Your Competitors Are Not The Competition

We are always cordial with our competitors, largely because we don’t see them strictly as ‘competitors’. Not only does this assure we have less drama in our life, but also means we are alive to opportunities where possibly we can work collaboratively together. Additionally, with a shared specialty and interests, it is likely you will see them at the same conferences, outlets, and events you attend, so get to know them and treat them with respect.

That is not to advocate being naive. There will be some merely interested in meeting with you to advance only themselves, or to see if they should take you seriously as a competitor. But overall, it will always pay off to be friendly and informed about the competition that’s out there. And look at it this way, if they’re ever over-booked, they may be far more likely to pass extra business over to you, just for making that extra effort and being a decent human being. It doesn’t cost anything to be nice!

Many businesses actually benefit from having many providers-of-service. Take lawyers for example (one lawyer in a town can just get by, but two lawyers can make a killing!) As long as you’re in an industry that has a market, or can create a market, the sky’s the limit. Business attracts business, and a colleague’s wild success may very well carry over to your office as people start to pay more attention to your industry in general.

Don’t assume that those who you see as ‘competitors’ are actually ‘in competition’ with you. Every business develops diverse types of relationships with their clientele differently, so internally your businesses may not work the same way. You may occasionally provide a missing piece for them, and vice versa. We have both been successful in undertaking partnership and joint business opportunities with other companies, big and small.

Remember, your competitors stay in business by looking at and being aware of any and all opportunities, being flexible and open to possibilities, as well as working hard. Once you understand what their objectives and method of operations are, you will be able to assess where your interests may merge, and what may become points of possible collaboration or joint projects.

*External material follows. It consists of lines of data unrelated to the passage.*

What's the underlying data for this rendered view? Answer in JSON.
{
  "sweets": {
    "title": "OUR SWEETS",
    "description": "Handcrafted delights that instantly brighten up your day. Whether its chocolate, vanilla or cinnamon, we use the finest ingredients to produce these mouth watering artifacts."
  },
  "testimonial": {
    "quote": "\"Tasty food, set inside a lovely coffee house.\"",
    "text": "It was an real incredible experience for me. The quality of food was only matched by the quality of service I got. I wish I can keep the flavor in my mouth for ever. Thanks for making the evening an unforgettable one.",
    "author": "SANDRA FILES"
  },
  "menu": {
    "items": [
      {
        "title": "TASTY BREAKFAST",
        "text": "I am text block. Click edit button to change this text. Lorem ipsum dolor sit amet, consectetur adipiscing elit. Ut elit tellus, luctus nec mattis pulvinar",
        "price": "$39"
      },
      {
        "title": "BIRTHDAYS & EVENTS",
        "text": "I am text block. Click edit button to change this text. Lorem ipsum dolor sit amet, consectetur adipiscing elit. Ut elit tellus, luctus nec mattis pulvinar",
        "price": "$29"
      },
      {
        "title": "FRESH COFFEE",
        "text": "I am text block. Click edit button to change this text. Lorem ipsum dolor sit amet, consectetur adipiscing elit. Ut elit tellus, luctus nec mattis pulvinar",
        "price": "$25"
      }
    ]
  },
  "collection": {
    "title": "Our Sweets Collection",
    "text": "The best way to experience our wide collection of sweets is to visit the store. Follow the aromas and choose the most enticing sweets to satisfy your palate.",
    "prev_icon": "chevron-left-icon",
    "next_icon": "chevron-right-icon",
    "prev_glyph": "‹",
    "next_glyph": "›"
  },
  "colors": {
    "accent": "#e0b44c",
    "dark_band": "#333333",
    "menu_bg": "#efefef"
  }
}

For example, every business is interested in cutting costs by getting the best deal from vendors. One way is for a minimal order discount — where you team up to ‘bulk buy’, and both end up with savings. This could work with office supplies, fuel, or advertising. Always be aware of any strategy where you could team up with one or more competitors with the end result of increasing profits for both of you.

It may seem counter intuitive, but even if another business is doing work that you could be doing, the possibility is still there to create a more profitable ‘joint venture’ that at the end of the day serves everyone’s best interests. There’s just nothing wrong with win/win, is there?


When I was teaching, Teachers were called associates. When I became an entertainer, people appeared to be very competitive. I called up several competitors who were further on in their careers and introduced myself and asked as many questions as they had time for. Some of those “competitors” I now call my close friends.